Despite occasional tensions between Beijing and Washington (fueled by China’s overtures in the South China Sea and U.S. concerns over China’s cyber potential), there is “substantial cooperation” between China and the U.S. in different fields, including environment, business and investment, even cybersecurity.

This leads to “limited confrontation” between the countries and creates a big potential for extensive cooperation, Sun argues, implying that confrontation between Russia and the U.S. might be at least limited.

However, Lukyanov warns that the concept of “limited confrontation” is “very tricky,” as indicated by the experience of Soviet-American relations, because some unpredictable incident might happen and go out of control. Meanwhile, Alexander Gabuev, an expert from Moscow Carnegie Center, point outs that one of the problems is the fact that China’s leadership is becoming increasingly suspicious toward Washington, with nationalism and anti-American sentiments growing within the country.

So, the Kremlin can view U.S.-China relations as an example, but taken with a pinch of salt.    

Colton argues that today U.S.-Russia relations seem to have “reached the bottom,” although there is “no guarantee.”

“The deterioration [in Washington-Moscow relations] that was a year ago was very dramatic, our relations reached the worst state since 1983,” he said during a Gaidar Forum discussion, expressing captious optimism that some “stabilization” in relations might happen and the two countries will cooperate.

2016 is important in this regard, because it is “a year of political choice in the United States and, to a limited extent, in Russia,” Colton said, meaning the U.S. presidential elections will shape the context of their bilateral relations, while the Russian parliamentary elections will have “an indirect effect” on the Kremlin’s foreign policy because these elections might lead to “a serious political crisis in Russia.”

Colton expresses hope that the next American president will reassess Washington approaches toward Moscow. Likewise, his colleague from the U.S., Cynthia Roberts, professor at City University of New York and Columbia University, expresses the hope that U.S.-Russia relations reached “the bottom” and Moscow will negotiate with Washington more frequently, in a productive manner.
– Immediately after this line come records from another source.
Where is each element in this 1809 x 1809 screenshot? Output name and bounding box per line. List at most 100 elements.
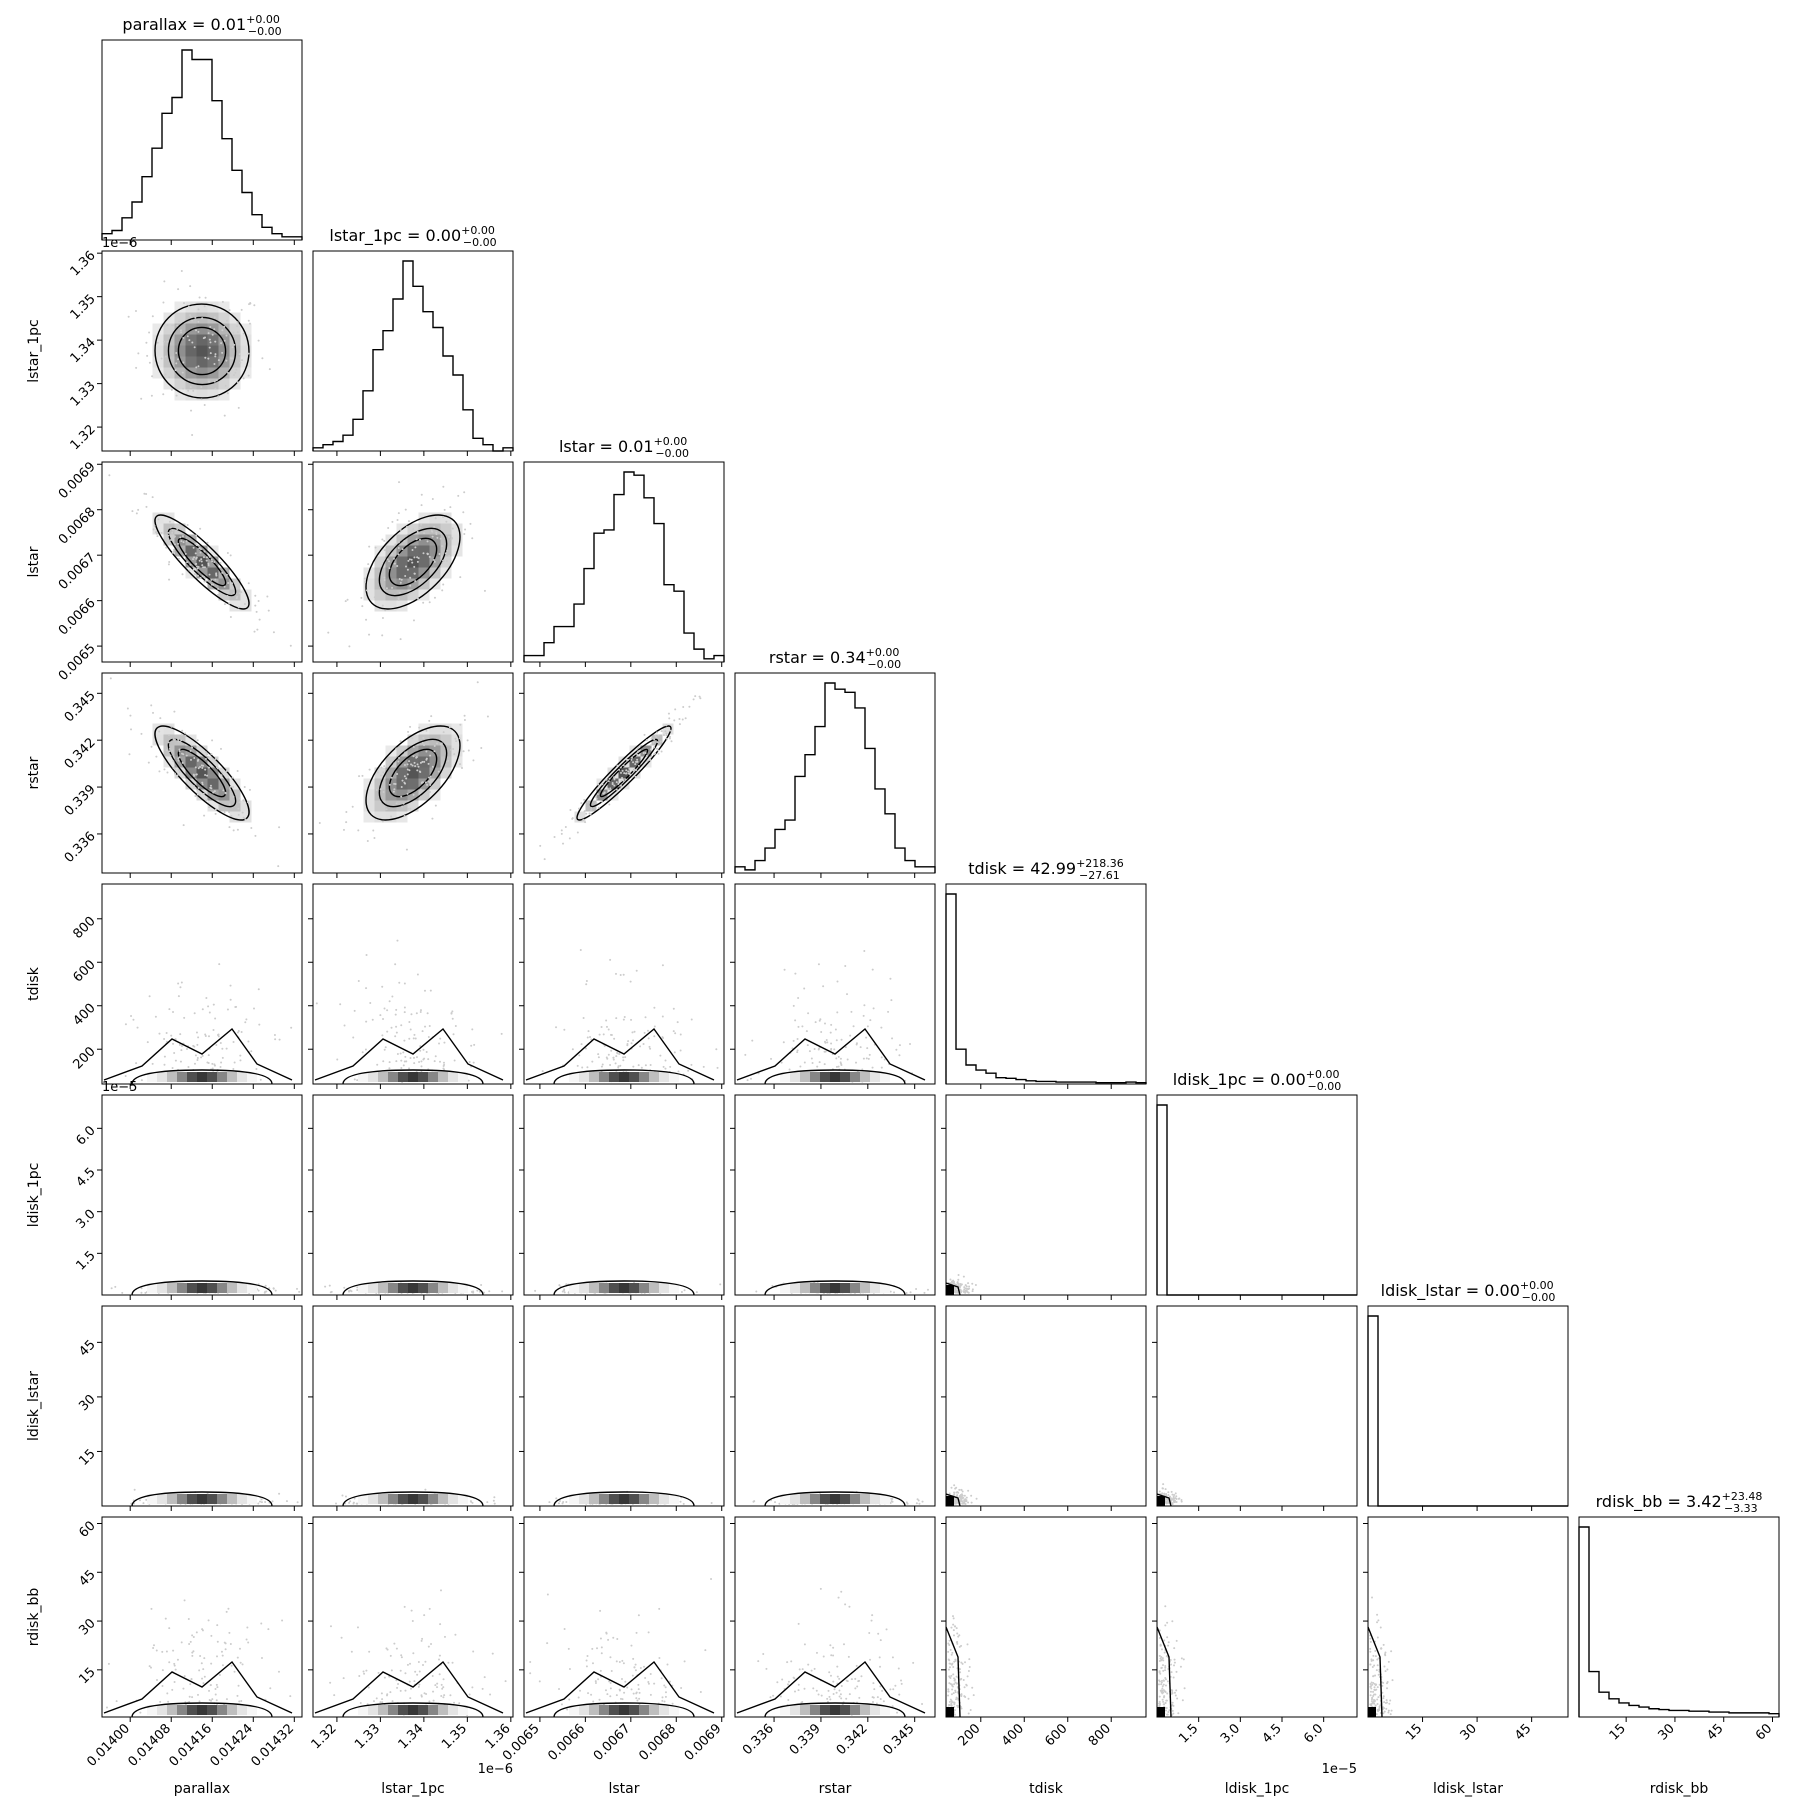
sample-point <box>181 729 184 732</box>
sample-point <box>135 1062 138 1065</box>
density-cell <box>152 323 164 335</box>
sample-point <box>463 532 466 535</box>
sample-point <box>281 1619 284 1622</box>
sample-point <box>229 615 232 618</box>
sample-point <box>373 596 376 599</box>
sample-point <box>195 773 198 776</box>
sample-point <box>272 631 275 634</box>
sample-point <box>607 780 610 783</box>
sample-point <box>647 1037 650 1040</box>
sample-point <box>590 808 593 811</box>
sample-point <box>390 1669 393 1672</box>
panel-frame <box>101 39 303 241</box>
sample-point <box>212 791 215 794</box>
panel-lstar-vs-lstar_1pc <box>308 461 514 667</box>
sample-point <box>828 1671 831 1674</box>
sample-point <box>207 357 210 360</box>
sample-point <box>609 787 612 790</box>
panel-ldisk_1pc-vs-ldisk_1pc: ldisk_1pc = 0.00+0.00 −0.00 <box>1156 1068 1358 1300</box>
sample-point <box>171 749 174 752</box>
density-cell <box>639 1283 649 1293</box>
y-tick-label: 1.35 <box>68 292 99 323</box>
sample-point <box>816 1065 819 1068</box>
density-cell <box>207 389 219 401</box>
sample-point <box>289 1695 292 1698</box>
sample-point <box>204 356 207 359</box>
sample-point <box>417 557 420 560</box>
sample-point <box>223 414 226 417</box>
sample-point <box>229 1642 232 1645</box>
sample-point <box>423 797 426 800</box>
density-cell <box>440 723 452 735</box>
sample-point <box>649 1063 652 1066</box>
sample-point <box>669 729 672 732</box>
sample-point <box>403 540 406 543</box>
x-tick-label: 0.339 <box>787 1721 824 1758</box>
sample-point <box>257 600 260 603</box>
sample-point <box>334 1502 337 1505</box>
sample-point <box>433 596 436 599</box>
density-cell <box>187 1705 197 1715</box>
sample-point <box>953 1625 956 1628</box>
sample-point <box>412 1056 415 1059</box>
sample-point <box>441 1687 444 1690</box>
sample-point <box>840 1685 843 1688</box>
sample-point <box>965 1500 968 1503</box>
sample-point <box>419 788 422 791</box>
sample-point <box>423 532 426 535</box>
sample-point <box>428 1700 431 1703</box>
sample-point <box>376 1063 379 1066</box>
density-cell <box>398 1072 408 1082</box>
sample-point <box>398 981 401 984</box>
sample-point <box>393 788 396 791</box>
sample-point <box>885 1628 888 1631</box>
density-cell <box>429 767 441 779</box>
sample-point <box>954 1502 957 1505</box>
sample-point <box>916 1498 919 1501</box>
sample-point <box>383 539 386 542</box>
sample-point <box>1370 1700 1373 1703</box>
sample-point <box>179 1060 182 1063</box>
sample-point <box>854 1677 857 1680</box>
sample-point <box>253 630 256 633</box>
sample-point <box>177 759 180 762</box>
sample-point <box>219 1066 222 1069</box>
contour-line <box>365 514 461 610</box>
sample-point <box>504 1680 507 1683</box>
sample-point <box>272 1287 275 1290</box>
title-ldisk_lstar: ldisk_lstar = 0.00+0.00 −0.00 <box>1381 1279 1556 1304</box>
density-cell <box>174 323 186 335</box>
sample-point <box>405 777 408 780</box>
sample-point <box>363 577 366 580</box>
sample-point <box>360 596 363 599</box>
density-cell <box>659 1283 669 1293</box>
sample-point <box>189 316 192 319</box>
sample-point <box>898 1693 901 1696</box>
density-cell <box>363 589 375 601</box>
sample-point <box>404 574 407 577</box>
sample-point <box>585 812 588 815</box>
sample-point <box>493 1496 496 1499</box>
sample-point <box>695 1291 698 1294</box>
sample-point <box>155 755 158 758</box>
y-axis-label-ldisk_1pc: ldisk_1pc <box>26 1163 42 1228</box>
sample-point <box>178 740 181 743</box>
sample-point <box>215 1699 218 1702</box>
density-cell <box>388 1705 398 1715</box>
density-cell <box>398 1494 408 1504</box>
sample-point <box>1382 1697 1385 1700</box>
sample-point <box>423 989 426 992</box>
sample-point <box>568 837 571 840</box>
sample-point <box>236 1031 239 1034</box>
sample-point <box>416 1673 419 1676</box>
sample-point <box>167 1700 170 1703</box>
sample-point <box>394 1013 397 1016</box>
sample-point <box>671 1702 674 1705</box>
sample-point <box>406 525 409 528</box>
sample-point <box>356 1626 359 1629</box>
sample-point <box>609 1681 612 1684</box>
y-tick-label: 1.33 <box>68 379 99 410</box>
sample-point <box>413 556 416 559</box>
sample-point <box>1162 1483 1165 1486</box>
But, at the same time, she admits that Washington is “hawkish” toward the Kremlin and “there are many uninformed candidates,” those one who don’t know about Russia a lot and have no ideas of how to deal with it. The result of this might not be positive.     

In this context, Sergey Ryabkov, Russia’s Deputy Foreign Minister, who attended the Gaidar Forum, admitted that trying to find who is to blame is not the best approach and is “very simplistic.” He both expresses hope for improvement in relations and regrets that foreign policy and diplomacy “are deliberately separated” today, suggesting that this should be alleviated.